This paper addresses the challenge of effectively modeling sequence-level constraints—such as grammaticality, stylistic consistency, and safety—in autoregressive language generation. We propose Learning to Look Ahead (LTLA), a framework that synergistically integrates a lightweight, tractable proxy model (e.g., an HMM) with a large language model (LLM). LTLA leverages the LLM’s contextual encoding capability to dynamically condition the hidden-state prior of the proxy model, enabling efficient and precise modeling of continuation distributions. By employing batched HMM updates and cross-prefix computation reuse, LTLA significantly reduces inference overhead. Compared to weakly context-aware baselines, LTLA maintains high generation fluency while substantially improving constraint satisfaction rates and conditional likelihood across grammatical correctness, stylistic alignment, and safety filtering tasks. Moreover, the framework is extensible to vision-language joint modeling scenarios.
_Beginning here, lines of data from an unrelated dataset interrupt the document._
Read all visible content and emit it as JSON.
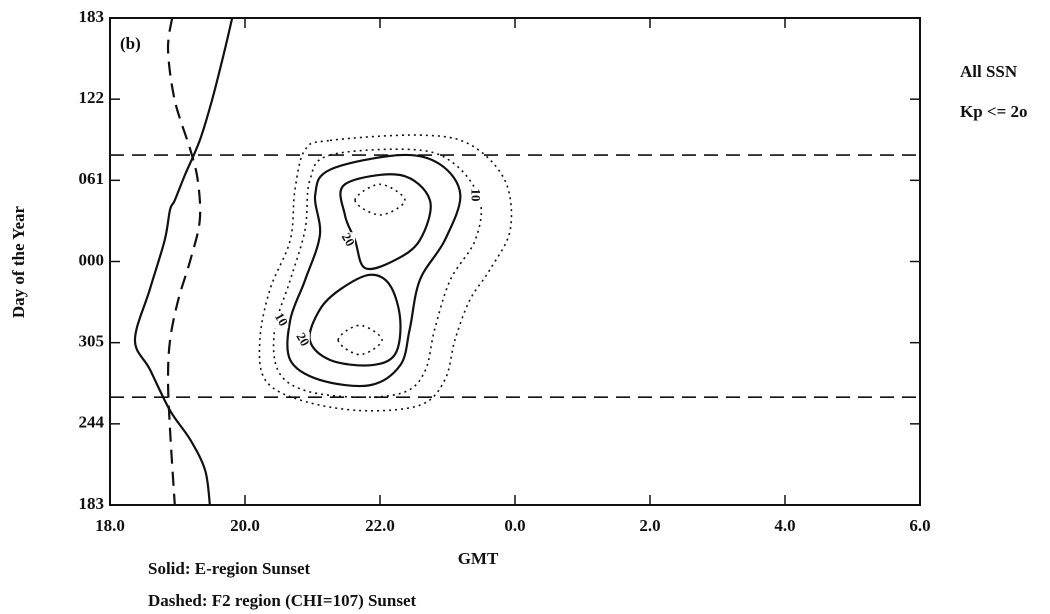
{
  "chart_data": {
    "type": "contour",
    "panel_label": "(b)",
    "x_label": "GMT",
    "y_label": "Day of the Year",
    "annotations": [
      "All SSN",
      "Kp <= 2o"
    ],
    "notes": [
      "Solid: E-region Sunset",
      "Dashed: F2 region (CHI=107) Sunset"
    ],
    "xlim": [
      18,
      30
    ],
    "xticks": [
      {
        "value": 18,
        "label": "18.0"
      },
      {
        "value": 20,
        "label": "20.0"
      },
      {
        "value": 22,
        "label": "22.0"
      },
      {
        "value": 24,
        "label": "0.0"
      },
      {
        "value": 26,
        "label": "2.0"
      },
      {
        "value": 28,
        "label": "4.0"
      },
      {
        "value": 30,
        "label": "6.0"
      }
    ],
    "ylim": [
      183,
      549
    ],
    "yticks": [
      183,
      244,
      305,
      {
        "value": 366,
        "label": "000"
      },
      {
        "value": 427,
        "label": "061"
      },
      {
        "value": 488,
        "label": "122"
      },
      {
        "value": 549,
        "label": "183"
      }
    ],
    "series": [
      {
        "style": "solid",
        "x": [
          19.81,
          19.7,
          19.51,
          19.33,
          19.11,
          18.96,
          18.89,
          18.81,
          18.59,
          18.37,
          18.59,
          18.89,
          19.19,
          19.41,
          19.48
        ],
        "y": [
          549,
          525,
          487,
          457,
          431,
          412,
          405,
          382,
          345,
          307,
          285,
          254,
          232,
          209,
          183
        ]
      },
      {
        "style": "dashed",
        "x": [
          18.92,
          18.86,
          18.96,
          19.19,
          19.3,
          19.33,
          19.19,
          19.01,
          18.89,
          18.86,
          18.89,
          18.96
        ],
        "y": [
          549,
          525,
          487,
          450,
          427,
          397,
          367,
          337,
          307,
          277,
          239,
          183
        ]
      }
    ],
    "hlines": [
      446,
      264
    ],
    "contours": [
      {
        "style": "dotted",
        "x": [
          21.26,
          22.59,
          23.33,
          23.85,
          23.93,
          23.63,
          23.33,
          23.11,
          22.96,
          22.59,
          21.7,
          20.81,
          20.3,
          20.22,
          20.37,
          20.67,
          20.74,
          20.89
        ],
        "y": [
          457,
          461,
          454,
          427,
          390,
          360,
          337,
          307,
          277,
          258,
          254,
          262,
          277,
          307,
          345,
          382,
          420,
          450
        ]
      },
      {
        "style": "dotted",
        "x": [
          21.26,
          22.52,
          23.11,
          23.48,
          23.41,
          23.04,
          22.81,
          22.67,
          22.37,
          21.7,
          20.89,
          20.49,
          20.44,
          20.67,
          20.89,
          20.96
        ],
        "y": [
          446,
          450,
          439,
          412,
          382,
          352,
          315,
          284,
          268,
          264,
          269,
          284,
          315,
          352,
          390,
          427
        ]
      },
      {
        "style": "solid",
        "label": "10",
        "x": [
          21.26,
          22.3,
          22.89,
          23.19,
          22.96,
          22.59,
          22.44,
          22.3,
          21.85,
          21.11,
          20.67,
          20.67,
          20.89,
          21.11,
          21.04
        ],
        "y": [
          435,
          446,
          439,
          416,
          382,
          352,
          315,
          288,
          273,
          277,
          292,
          322,
          352,
          386,
          416
        ]
      },
      {
        "style": "solid",
        "label": "20",
        "x": [
          21.48,
          22.3,
          22.74,
          22.59,
          22.22,
          21.78,
          21.63,
          21.48
        ],
        "y": [
          424,
          431,
          412,
          382,
          367,
          361,
          382,
          401
        ]
      },
      {
        "style": "solid",
        "label": "20",
        "x": [
          21.41,
          21.85,
          22.15,
          22.3,
          22.22,
          21.85,
          21.26,
          20.96,
          21.11
        ],
        "y": [
          345,
          356,
          348,
          322,
          296,
          288,
          292,
          307,
          330
        ]
      },
      {
        "style": "dotted",
        "x": [
          21.63,
          22.0,
          22.37,
          22.0
        ],
        "y": [
          412,
          424,
          412,
          401
        ]
      },
      {
        "style": "dotted",
        "x": [
          21.38,
          21.7,
          22.03,
          21.7
        ],
        "y": [
          307,
          318,
          307,
          296
        ]
      }
    ]
  }
}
Controlled language generation conditions text on sequence-level constraints (for example, syntax, style, or safety). These constraints may depend on future tokens, which makes directly conditioning an autoregressive language model (LM) generally intractable. Prior work uses tractable surrogates such as hidden Markov models (HMMs) to approximate the distribution over continuations and adjust the model's next-token logits at decoding time. However, we find that these surrogates are often weakly context aware, which reduces query quality. We propose Learning to Look Ahead (LTLA), a hybrid approach that pairs the same base language model for rich prefix encoding with a fixed tractable surrogate model that computes exact continuation probabilities. Two efficiency pitfalls arise when adding neural context: (i) naively rescoring the prefix with every candidate next token requires a sweep over the entire vocabulary at each step, and (ii) predicting fresh surrogate parameters for each prefix, although tractable at a single step, forces recomputation of future probabilities for every new prefix and eliminates reuse. LTLA avoids both by using a single batched HMM update to account for all next-token candidates at once, and by conditioning only the surrogate's latent state prior on the LM's hidden representations while keeping the surrogate decoder fixed, so computations can be reused across prefixes. Empirically, LTLA attains higher conditional likelihood than an unconditional HMM, approximates continuation distributions for vision-language models where a standalone HMM cannot encode visual context, and improves constraint satisfaction at comparable fluency on controlled-generation tasks, with minimal inference overhead.